As the amputee walks using the prosthesis, the load of the amputee's weight 
is successively applied to, and released from, the distal component 10 via 
the proximal component 40. As this occurs, the proximal component 40 
reciprocally slides within the housing 16 and while being guided by the 
engagement between the projecting portion 44 and the bore 84 of the low 
friction guide bushing 80, and by the sliding of the annular sleeve 46 
within the annular wall 18, through the intermediary of the low friction 
sleeve 88. The resulting large surface area of contact reduces stresses 
resulting from bending forces and thereby reduces the likelihood of the 
proximal component binding during such movement. Additionally, the 
compression of the resilient member 70 during the application of load to 
the prosthesis resiliently absorbs the transmission of impacts to the 
residual limb of the amputee. The holes 30 permit pressure equalization in 
the housing as the proximal component slides therein. 

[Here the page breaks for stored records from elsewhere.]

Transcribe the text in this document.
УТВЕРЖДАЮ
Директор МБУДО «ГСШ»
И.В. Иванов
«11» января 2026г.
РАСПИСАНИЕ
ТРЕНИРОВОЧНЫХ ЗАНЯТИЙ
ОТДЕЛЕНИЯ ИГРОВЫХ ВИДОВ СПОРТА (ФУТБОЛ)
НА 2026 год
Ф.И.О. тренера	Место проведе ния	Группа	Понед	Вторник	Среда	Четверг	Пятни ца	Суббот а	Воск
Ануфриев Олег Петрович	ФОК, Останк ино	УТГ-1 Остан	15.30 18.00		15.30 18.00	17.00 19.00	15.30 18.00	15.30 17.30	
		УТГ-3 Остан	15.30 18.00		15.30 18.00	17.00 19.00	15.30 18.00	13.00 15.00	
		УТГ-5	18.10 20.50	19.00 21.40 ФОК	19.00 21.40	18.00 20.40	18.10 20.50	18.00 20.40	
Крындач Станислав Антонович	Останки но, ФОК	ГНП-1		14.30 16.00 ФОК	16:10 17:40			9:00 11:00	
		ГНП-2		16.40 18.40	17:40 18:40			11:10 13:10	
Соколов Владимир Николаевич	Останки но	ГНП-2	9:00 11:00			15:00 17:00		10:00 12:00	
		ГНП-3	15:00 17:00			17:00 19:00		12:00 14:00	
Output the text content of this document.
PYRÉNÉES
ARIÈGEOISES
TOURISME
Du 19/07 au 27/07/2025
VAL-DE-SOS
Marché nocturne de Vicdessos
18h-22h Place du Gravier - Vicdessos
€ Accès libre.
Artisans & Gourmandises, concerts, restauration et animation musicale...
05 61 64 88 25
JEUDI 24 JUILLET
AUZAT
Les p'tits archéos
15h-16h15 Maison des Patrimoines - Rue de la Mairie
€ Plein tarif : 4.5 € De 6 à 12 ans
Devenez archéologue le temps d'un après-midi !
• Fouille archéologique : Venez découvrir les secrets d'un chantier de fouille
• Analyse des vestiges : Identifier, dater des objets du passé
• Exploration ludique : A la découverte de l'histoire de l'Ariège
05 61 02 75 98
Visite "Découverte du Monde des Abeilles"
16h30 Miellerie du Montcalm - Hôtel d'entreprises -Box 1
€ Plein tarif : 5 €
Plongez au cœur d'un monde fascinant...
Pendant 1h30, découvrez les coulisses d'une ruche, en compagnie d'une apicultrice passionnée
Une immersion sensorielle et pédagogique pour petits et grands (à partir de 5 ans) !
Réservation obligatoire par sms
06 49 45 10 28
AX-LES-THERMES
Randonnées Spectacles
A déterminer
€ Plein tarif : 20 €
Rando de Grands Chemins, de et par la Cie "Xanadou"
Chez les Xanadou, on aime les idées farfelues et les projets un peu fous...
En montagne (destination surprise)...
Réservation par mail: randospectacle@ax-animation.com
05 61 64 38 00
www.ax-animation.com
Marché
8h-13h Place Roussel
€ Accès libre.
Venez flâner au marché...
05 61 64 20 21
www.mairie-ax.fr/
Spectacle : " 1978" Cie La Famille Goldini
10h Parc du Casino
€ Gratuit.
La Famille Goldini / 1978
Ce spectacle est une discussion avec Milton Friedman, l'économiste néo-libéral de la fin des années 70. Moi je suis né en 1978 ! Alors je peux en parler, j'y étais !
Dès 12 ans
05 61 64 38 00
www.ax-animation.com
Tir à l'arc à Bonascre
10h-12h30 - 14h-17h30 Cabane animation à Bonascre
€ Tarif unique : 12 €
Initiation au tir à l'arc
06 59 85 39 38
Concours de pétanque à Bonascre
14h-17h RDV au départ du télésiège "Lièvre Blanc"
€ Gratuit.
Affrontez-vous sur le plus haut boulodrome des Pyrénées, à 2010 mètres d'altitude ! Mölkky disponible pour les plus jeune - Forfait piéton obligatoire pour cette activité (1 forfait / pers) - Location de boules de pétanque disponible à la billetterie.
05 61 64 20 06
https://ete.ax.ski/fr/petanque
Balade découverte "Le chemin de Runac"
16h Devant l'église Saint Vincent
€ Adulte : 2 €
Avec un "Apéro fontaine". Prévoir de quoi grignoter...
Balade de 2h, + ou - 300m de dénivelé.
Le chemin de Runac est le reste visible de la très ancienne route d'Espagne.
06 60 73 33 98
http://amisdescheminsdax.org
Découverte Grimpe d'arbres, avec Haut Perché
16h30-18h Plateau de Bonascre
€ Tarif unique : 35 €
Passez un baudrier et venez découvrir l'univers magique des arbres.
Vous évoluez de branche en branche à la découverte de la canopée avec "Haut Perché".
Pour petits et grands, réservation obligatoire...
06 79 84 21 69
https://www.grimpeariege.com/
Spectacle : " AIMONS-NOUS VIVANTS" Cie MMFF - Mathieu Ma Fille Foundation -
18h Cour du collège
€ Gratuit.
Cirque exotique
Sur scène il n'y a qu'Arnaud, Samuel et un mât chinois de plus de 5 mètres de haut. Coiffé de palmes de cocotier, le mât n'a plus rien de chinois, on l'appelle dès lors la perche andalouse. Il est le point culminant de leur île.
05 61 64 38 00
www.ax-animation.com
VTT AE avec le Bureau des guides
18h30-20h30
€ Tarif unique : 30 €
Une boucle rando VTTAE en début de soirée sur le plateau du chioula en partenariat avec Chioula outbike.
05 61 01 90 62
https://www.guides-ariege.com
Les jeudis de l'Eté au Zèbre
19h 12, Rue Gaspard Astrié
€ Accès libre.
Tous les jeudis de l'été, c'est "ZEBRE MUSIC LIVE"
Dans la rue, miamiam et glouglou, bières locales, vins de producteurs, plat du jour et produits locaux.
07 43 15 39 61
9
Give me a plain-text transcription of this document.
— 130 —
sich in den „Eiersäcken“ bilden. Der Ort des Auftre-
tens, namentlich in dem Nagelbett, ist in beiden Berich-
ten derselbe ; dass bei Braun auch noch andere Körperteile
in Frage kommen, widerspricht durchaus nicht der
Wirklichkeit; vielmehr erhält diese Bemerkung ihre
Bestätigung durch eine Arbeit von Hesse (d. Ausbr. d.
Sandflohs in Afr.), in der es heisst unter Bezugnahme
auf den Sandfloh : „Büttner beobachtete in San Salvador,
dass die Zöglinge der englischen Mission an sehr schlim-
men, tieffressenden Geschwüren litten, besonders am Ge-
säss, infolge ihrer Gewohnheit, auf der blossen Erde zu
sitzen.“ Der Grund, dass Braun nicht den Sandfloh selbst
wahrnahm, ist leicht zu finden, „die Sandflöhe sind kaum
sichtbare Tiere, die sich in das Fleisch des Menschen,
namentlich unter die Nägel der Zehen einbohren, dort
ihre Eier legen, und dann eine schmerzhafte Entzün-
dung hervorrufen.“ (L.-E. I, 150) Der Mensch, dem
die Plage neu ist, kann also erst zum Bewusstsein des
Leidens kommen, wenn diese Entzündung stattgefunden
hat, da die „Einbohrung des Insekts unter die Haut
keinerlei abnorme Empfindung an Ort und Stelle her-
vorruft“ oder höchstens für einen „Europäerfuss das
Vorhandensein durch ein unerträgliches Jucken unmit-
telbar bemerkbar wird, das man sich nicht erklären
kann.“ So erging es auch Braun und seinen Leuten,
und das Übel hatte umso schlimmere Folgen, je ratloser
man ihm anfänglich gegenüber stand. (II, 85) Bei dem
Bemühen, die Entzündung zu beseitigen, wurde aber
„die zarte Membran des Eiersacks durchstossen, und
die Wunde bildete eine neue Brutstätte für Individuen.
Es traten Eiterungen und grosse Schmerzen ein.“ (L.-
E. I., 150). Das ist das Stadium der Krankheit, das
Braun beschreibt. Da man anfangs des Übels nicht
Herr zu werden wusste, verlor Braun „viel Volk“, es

During use, the rotation of the proximal component 40 relative to the 
distal component 10 is prevented by the mating square shapes of the 
elements 44 and 84. Since the guide bushing 80 is fixed within the distal 
component 10, it cannot rotate relative to the distal component and so 
prevents rotation of the proximal component. In the alternative embodiment 
shown in FIGS. 8 and 9, however, a limited, resiliently damped, rotation 
between the guide bushing 80 and the distal component 10 is permitted in 
order to absorb torsional stresses and prevent their transmission to the 
resilient limb of the amputee. As seen in FIGS. 8 and 9, the guide bushing 
80 fits within the passage portion 24 with a slip fit, so that it can 
rotate about its axis. Additionally, the circumferential shoulder 85 is 
not press fitted within the passage portion 26, but is spaced therefrom so 
as to form an annular gap within which is positioned an elastomer spring 
90. The guide bushing can therefore rotate by an angle limited due to the 
compression of the resilient elastomer spring 90 between the shoulder 85 
and the wall of the passage portion 26. 
The embodiment of the FIGS. 8 and 9 also has a metal washer 92 which may be 
positioned between the bottom of the resilient member 70 and the bottom 
wall 22 of the housing 16 in order to hold the guide bushing 80 in place 
during rotation. An elastomeric gasket (not shown) may be positioned 
between the washer 92 and the bottom wall 22 of the housing in order to 
minimize the impact of the metal washer 92 on the bottom wall 22 during 
the stroke of the proximal portion within the housing. This gasket may be 
made of a rubber based copolymer manufactured by DeRoyal Industries of 
Powell, Tenn. 
The present invention therefore provides an impact reducing prosthetic 
pylon which produces reduced impact loading on the residual limb of the 
amputee. The ability of the resilient member 70 to deflect and absorb the 
impact forces reduces the trauma applied to the residual limb, including 
shear, tears and bruises. 
It is a simple matter to remove the resilient member 70 by simply removing 
the screw 52 and lifting the adapter body out of the housing 16. Different 
resilient members of different stiffnesses are therefore easily 
interchangeable to allow the prosthetic pylon to be tailored to each 
patient. 
The overall dimensions of the device are compact both in length and 
diameter. The short length is important to permit use by amputees having 
amputations near the ankle. The small diameter is important for cosmetic 
purposes since it is then easy to form a flexible foam cover about the 
prosthesis and thereby create a life-like shape. 
Finally, the device is compatible with existing conventional prosthetic 
components and can be assembled with conventional tools. Low friction 
materials reduce wear and maintenance, and all of the components are 
easily replaced if needed. Both active and geriatric amputees can 
therefore use the device with greater comfort and reduced impact 
transmission. 
Obviously, numerous modifications and variations of the present invention 
are possible in light of the above teachings. It is therefore to be 
understood that, within the scope of the appended claims, the invention 
may be practiced otherwise than as specifically described herein.